Richard Shane: Thanks guys for taking my questions this morning. Look, you guys have done a really good job managing expenses. You’ve done a really good job of managing capital in the face of a shrinking balance sheet and revenue declines. When we look at the different business units, should we expect this year to by year-end see loan balances in the Consumer Lending segment up on a year-over-year basis? Should we see that inflection this year? Or what would need to happen for that to occur?
Joe Fisher: So yes, it’s from a private side. We would continue to expect a slight decline year-over-year. Just if you think about the CPR assumptions that I just provided in the last question, that book is running off on the legacy side, greater than 10%, on refi 15%. So our originations overall that Jack cited would not make up for the overall just decline in the book.
Richard Shane: Got it. And when we look at the contour of that runoff, as we moved into the beginning of 2022, you were starting to show growth there and then that obviously decelerated with the inflection in rates. Is the big variable there to ultimately sort of drive that growth going to be the opportunity on the consolidation side of what type of rate environment would you need to see that inflection?
Jack Remondi: Well, I think it’s a combination of both the refi opportunities in the in-school side of the equation. Refi obviously is well, historically, has been a greater opportunity in terms of immediate impact because you’re addressing all loans outstanding, whereas in-school, you’re only addressing that students who are actually in-school and borrowing in the private loan segment. So it’s a bit of a smaller opportunity set year-over-year. The difference the other big difference between the loans is the in-school portfolio has a much longer average life. And so a lower prepayment fee compared to refi, which has typically been about a three-year average life portfolio. We are getting closer to the inflection point.
No question about it on the private side of the equation, and it will be a function of what our overall originations are and to your point, how quickly the refi marketplace rebounds. Right now, with the rise in rates, we saw about an 80% decline in what we would say is the addressable market size, which means borrowers that have a coupon higher an existing coupon on their student loans higher than what we would be offering today. Most of that’s in the federal space. In the private loan side of the equation, a significant portion of outstanding inventory is variable rate, and there is an opportunity for us to be able to offer a refinance product to those customers. We made some changes to our products to allow, for example, a cosigner on a refi loan, that would give us the opportunity to target undergraduate in-school borrowings that have a variable prime rate, for example, even in this high rate environment.

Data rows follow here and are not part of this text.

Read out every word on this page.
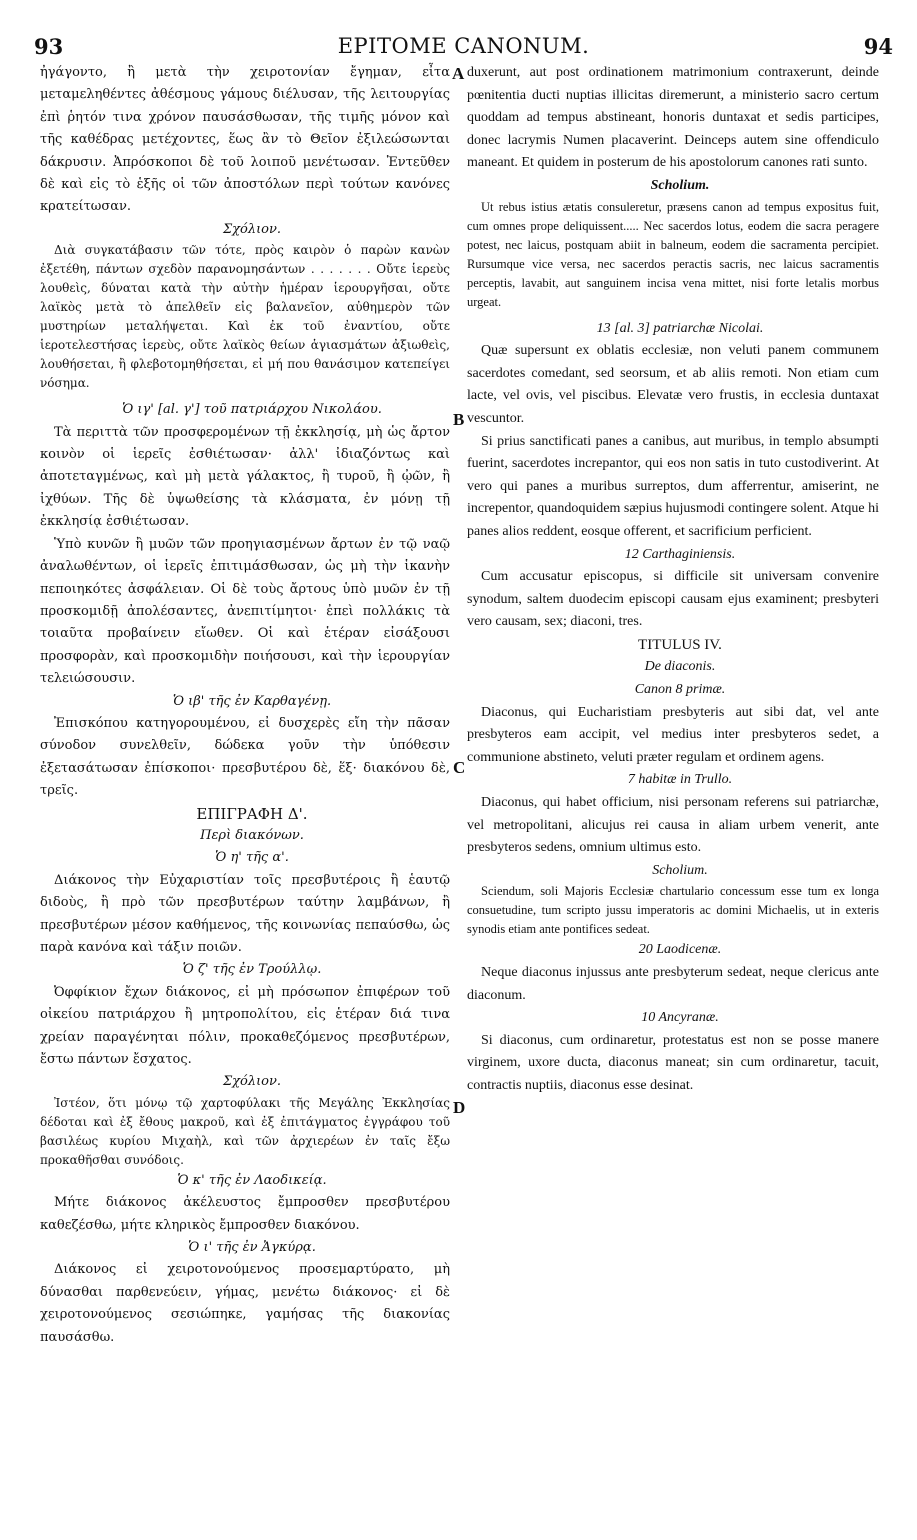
93	EPITOME CANONUM.	94
A
B
C
D

ἠγάγοντο, ἢ μετὰ τὴν χειροτονίαν ἔγημαν, εἶτα μεταμεληθέντες ἀθέσμους γάμους διέλυσαν, τῆς λειτουργίας ἐπὶ ῥητόν τινα χρόνον παυσάσθωσαν, τῆς τιμῆς μόνον καὶ τῆς καθέδρας μετέχοντες, ἕως ἂν τὸ Θεῖον ἐξιλεώσωνται δάκρυσιν. Ἀπρόσκοποι δὲ τοῦ λοιποῦ μενέτωσαν. Ἐντεῦθεν δὲ καὶ εἰς τὸ ἑξῆς οἱ τῶν ἀποστόλων περὶ τούτων κανόνες κρατείτωσαν.

Σχόλιον.

Διὰ συγκατάβασιν τῶν τότε, πρὸς καιρὸν ὁ παρὼν κανὼν ἐξετέθη, πάντων σχεδὸν παρανομησάντων . . . . . . . Οὔτε ἱερεὺς λουθεὶς, δύναται κατὰ τὴν αὐτὴν ἡμέραν ἱερουργῆσαι, οὔτε λαϊκὸς μετὰ τὸ ἀπελθεῖν εἰς βαλανεῖον, αὐθημερὸν τῶν μυστηρίων μεταλήψεται. Καὶ ἐκ τοῦ ἐναντίου, οὔτε ἱεροτελεστήσας ἱερεὺς, οὔτε λαϊκὸς θείων ἁγιασμάτων ἀξιωθεὶς, λουθήσεται, ἢ φλεβοτομηθήσεται, εἰ μή που θανάσιμον κατεπείγει νόσημα.

Ὁ ιγ' [al. γ'] τοῦ πατριάρχου Νικολάου.

Τὰ περιττὰ τῶν προσφερομένων τῇ ἐκκλησίᾳ, μὴ ὡς ἄρτον κοινὸν οἱ ἱερεῖς ἐσθιέτωσαν· ἀλλ' ἰδιαζόντως καὶ ἀποτεταγμένως, καὶ μὴ μετὰ γάλακτος, ἢ τυροῦ, ἢ ᾠῶν, ἢ ἰχθύων. Τῆς δὲ ὑψωθείσης τὰ κλάσματα, ἐν μόνῃ τῇ ἐκκλησίᾳ ἐσθιέτωσαν.

Ὑπὸ κυνῶν ἢ μυῶν τῶν προηγιασμένων ἄρτων ἐν τῷ ναῷ ἀναλωθέντων, οἱ ἱερεῖς ἐπιτιμάσθωσαν, ὡς μὴ τὴν ἱκανὴν πεποιηκότες ἀσφάλειαν. Οἱ δὲ τοὺς ἄρτους ὑπὸ μυῶν ἐν τῇ προσκομιδῇ ἀπολέσαντες, ἀνεπιτίμητοι· ἐπεὶ πολλάκις τὰ τοιαῦτα προβαίνειν εἴωθεν. Οἱ καὶ ἑτέραν εἰσάξουσι προσφορὰν, καὶ προσκομιδὴν ποιήσουσι, καὶ τὴν ἱερουργίαν τελειώσουσιν.

Ὁ ιβ' τῆς ἐν Καρθαγένῃ.

Ἐπισκόπου κατηγορουμένου, εἰ δυσχερὲς εἴη τὴν πᾶσαν σύνοδον συνελθεῖν, δώδεκα γοῦν τὴν ὑπόθεσιν ἐξετασάτωσαν ἐπίσκοποι· πρεσβυτέρου δὲ, ἕξ· διακόνου δὲ, τρεῖς.

ΕΠΙΓΡΑΦΗ Δ'.

Περὶ διακόνων.

Ὁ η' τῆς α'.

Διάκονος τὴν Εὐχαριστίαν τοῖς πρεσβυτέροις ἢ ἑαυτῷ διδοὺς, ἢ πρὸ τῶν πρεσβυτέρων ταύτην λαμβάνων, ἢ πρεσβυτέρων μέσον καθήμενος, τῆς κοινωνίας πεπαύσθω, ὡς παρὰ κανόνα καὶ τάξιν ποιῶν.

Ὁ ζ' τῆς ἐν Τρούλλῳ.

Ὀφφίκιον ἔχων διάκονος, εἰ μὴ πρόσωπον ἐπιφέρων τοῦ οἰκείου πατριάρχου ἢ μητροπολίτου, εἰς ἑτέραν διά τινα χρείαν παραγένηται πόλιν, προκαθεζόμενος πρεσβυτέρων, ἔστω πάντων ἔσχατος.

Σχόλιον.

Ἰστέον, ὅτι μόνῳ τῷ χαρτοφύλακι τῆς Μεγάλης Ἐκκλησίας δέδοται καὶ ἐξ ἔθους μακροῦ, καὶ ἐξ ἐπιτάγματος ἐγγράφου τοῦ βασιλέως κυρίου Μιχαὴλ, καὶ τῶν ἀρχιερέων ἐν ταῖς ἔξω προκαθῆσθαι συνόδοις.

Ὁ κ' τῆς ἐν Λαοδικείᾳ.

Μήτε διάκονος ἀκέλευστος ἔμπροσθεν πρεσβυτέρου καθεζέσθω, μήτε κληρικὸς ἔμπροσθεν διακόνου.

Ὁ ι' τῆς ἐν Ἀγκύρᾳ.

Διάκονος εἰ χειροτονούμενος προσεμαρτύρατο, μὴ δύνασθαι παρθενεύειν, γήμας, μενέτω διάκονος· εἰ δὲ χειροτονούμενος σεσιώπηκε, γαμήσας τῆς διακονίας παυσάσθω.

duxerunt, aut post ordinationem matrimonium contraxerunt, deinde pœnitentia ducti nuptias illicitas diremerunt, a ministerio sacro certum quoddam ad tempus abstineant, honoris duntaxat et sedis participes, donec lacrymis Numen placaverint. Deinceps autem sine offendiculo maneant. Et quidem in posterum de his apostolorum canones rati sunto.

Scholium.

Ut rebus istius ætatis consuleretur, præsens canon ad tempus expositus fuit, cum omnes prope deliquissent..... Nec sacerdos lotus, eodem die sacra peragere potest, nec laicus, postquam abiit in balneum, eodem die sacramenta percipiet. Rursumque vice versa, nec sacerdos peractis sacris, nec laicus sacramentis perceptis, lavabit, aut sanguinem incisa vena mittet, nisi forte letalis morbus urgeat.

13 [al. 3] patriarchæ Nicolai.

Quæ supersunt ex oblatis ecclesiæ, non veluti panem communem sacerdotes comedant, sed seorsum, et ab aliis remoti. Non etiam cum lacte, vel ovis, vel piscibus. Elevatæ vero frustis, in ecclesia duntaxat vescuntor.

Si prius sanctificati panes a canibus, aut muribus, in templo absumpti fuerint, sacerdotes increpantor, qui eos non satis in tuto custodiverint. At vero qui panes a muribus surreptos, dum afferrentur, amiserint, ne increpentor, quandoquidem sæpius hujusmodi contingere solent. Atque hi panes alios reddent, eosque offerent, et sacrificium perficient.

12 Carthaginiensis.

Cum accusatur episcopus, si difficile sit universam convenire synodum, saltem duodecim episcopi causam ejus examinent; presbyteri vero causam, sex; diaconi, tres.

TITULUS IV.

De diaconis.

Canon 8 primæ.

Diaconus, qui Eucharistiam presbyteris aut sibi dat, vel ante presbyteros eam accipit, vel medius inter presbyteros sedet, a communione abstineto, veluti præter regulam et ordinem agens.

7 habitæ in Trullo.

Diaconus, qui habet officium, nisi personam referens sui patriarchæ, vel metropolitani, alicujus rei causa in aliam urbem venerit, ante presbyteros sedens, omnium ultimus esto.

Scholium.

Sciendum, soli Majoris Ecclesiæ chartulario concessum esse tum ex longa consuetudine, tum scripto jussu imperatoris ac domini Michaelis, ut in exteris synodis etiam ante pontifices sedeat.

20 Laodicenæ.

Neque diaconus injussus ante presbyterum sedeat, neque clericus ante diaconum.

10 Ancyranæ.

Si diaconus, cum ordinaretur, protestatus est non se posse manere virginem, uxore ducta, diaconus maneat; sin cum ordinaretur, tacuit, contractis nuptiis, diaconus esse desinat.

So we are working to address some of that and create additional opportunities for borrowers to save money through the refinancing activity. We like this product for what it is. We’ve always said that the two biggest risks in student lending are will the student graduate and will their income upon graduation support their debt levels and refi those risk factors are known are the answers to those questions are known, I should say. And so we continue to be highly focused on driving volume in that area when the opportunities exist.